Kitabın içinden bir bölüm
Seçimler yaklaştıkça partilerin faaliyetleri artıyor, milletin sinirleri gerildikçe geriliyor, durumun dokuzyüz otuza benzemeyeceği kanaati yavaş yavaş yayılıyordu. O kadar ki, eski partinin, yoğurdu bile üfleyerek yiyen „basiretli“ kodamanlarından bazıları, günlük çıkarın karşı partide olduğu inancına vararak, partilerinden ayrılıp, kazanma şansı her gün bir parça daha artan yeni partiye yaklaşmak yolu bulmuşlardı.
- İçinde birisi: Namusunu temizle, gülünç vaziyetten kurtul demiyor mu Ramazan?
- ……
- Boşu boşuna kuşak sarılmaz, külot pantolon giyilmez, bıçak tabanca taşınmaz! İnsan bıçağı tabancayı işe yaradığı anda kullanmak için taşır. Bıçak, tabanca süs değildir!
- ………….
Belinden iri bir tabanca çıkartıp uzattı:
- Al sana tabanca! Erkeksin, ayağına çizme giyiyor, beline kuşak sarıyorsun. Çizmenin, kuşağın hakkını ver.

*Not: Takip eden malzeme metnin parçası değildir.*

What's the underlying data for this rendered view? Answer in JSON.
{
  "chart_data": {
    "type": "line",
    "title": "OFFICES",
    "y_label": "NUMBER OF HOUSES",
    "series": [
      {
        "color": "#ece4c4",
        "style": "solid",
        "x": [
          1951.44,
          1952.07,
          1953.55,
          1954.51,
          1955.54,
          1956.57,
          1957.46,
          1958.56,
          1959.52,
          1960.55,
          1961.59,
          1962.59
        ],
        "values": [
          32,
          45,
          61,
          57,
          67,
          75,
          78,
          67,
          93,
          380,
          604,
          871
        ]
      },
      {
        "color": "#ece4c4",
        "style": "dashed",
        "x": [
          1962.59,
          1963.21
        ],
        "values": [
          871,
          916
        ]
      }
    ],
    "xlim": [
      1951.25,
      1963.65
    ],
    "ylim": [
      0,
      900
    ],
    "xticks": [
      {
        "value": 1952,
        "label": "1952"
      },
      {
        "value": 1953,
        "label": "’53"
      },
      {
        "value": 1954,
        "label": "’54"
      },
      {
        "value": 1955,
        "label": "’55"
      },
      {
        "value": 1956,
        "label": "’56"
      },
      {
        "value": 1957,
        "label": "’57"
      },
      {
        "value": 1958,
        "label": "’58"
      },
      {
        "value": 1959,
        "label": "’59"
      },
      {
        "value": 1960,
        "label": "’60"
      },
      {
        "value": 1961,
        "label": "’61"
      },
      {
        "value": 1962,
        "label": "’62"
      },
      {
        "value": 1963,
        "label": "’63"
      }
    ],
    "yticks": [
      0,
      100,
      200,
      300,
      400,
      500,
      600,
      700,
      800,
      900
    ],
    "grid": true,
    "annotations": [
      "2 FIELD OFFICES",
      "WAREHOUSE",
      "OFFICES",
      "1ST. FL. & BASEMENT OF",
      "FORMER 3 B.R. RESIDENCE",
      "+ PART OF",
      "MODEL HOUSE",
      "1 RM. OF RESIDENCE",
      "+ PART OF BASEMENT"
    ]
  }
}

Karını elinden aldılar, bunun ötesi yok Ramazan!
Elinde tabanca tiril tiril titriyordu.
- Al şunu! diye dayattı.
Zaloğlu elinin tersiyle itti
- Var tabancam sana lazım olur…
- Bana da lazım olabilir ama sana daha önce lazım. Benim tabancam da, topum da, mitralyözüm de seçimler! Seçimleri kazandık mı, ondan sonra seyreyle sen gümbürtüyü!
Elinde tabanca, gözlerini uzaklara, taa uzaklara dikti. Mor dağlar hafif bir tül gerisinde gibiydi. Güneş etrafı kavramış, yakıyor, toprak tutuyordu.
Zaloğlu:
- Seçimleri kazandınız belle... Nolacak? Dedi
Habip gözlerini uzaklardan çekti, Zaloğlu’nun yüzüne öfkeyle baktı:
- Ne mi olacak? Tekmil haksızlıkların hesabı o gün sorulacak.


---------------------------

- Peki peki... dedi, anladık! Altında araba. Gak dedi mi et, guk dedi mi su. Kocanla seni de alacak yanına, anladık. (Dişsiz ağzıyla, yirmisinde ihtiyarlamış bir kızı işaret ederek) Bütün bunlardan buna ne?
Herkes gösterilene baktı.
Muhsin usta, gösterilene bakanları işaret etti bu sefer:
Bunlara ne? Bana ne? Bizlere ne?
Saadete hasret insanlar gözlerini ustaya diktiler. Doğru, doğru sözlerdi. Kendilerine neydi Güllü’yle beraber Reşit ve karısının saadetinden?
Muhsin usta çok daha ağır şeyler söylememek için odasına çekildi, kapıyı örttü.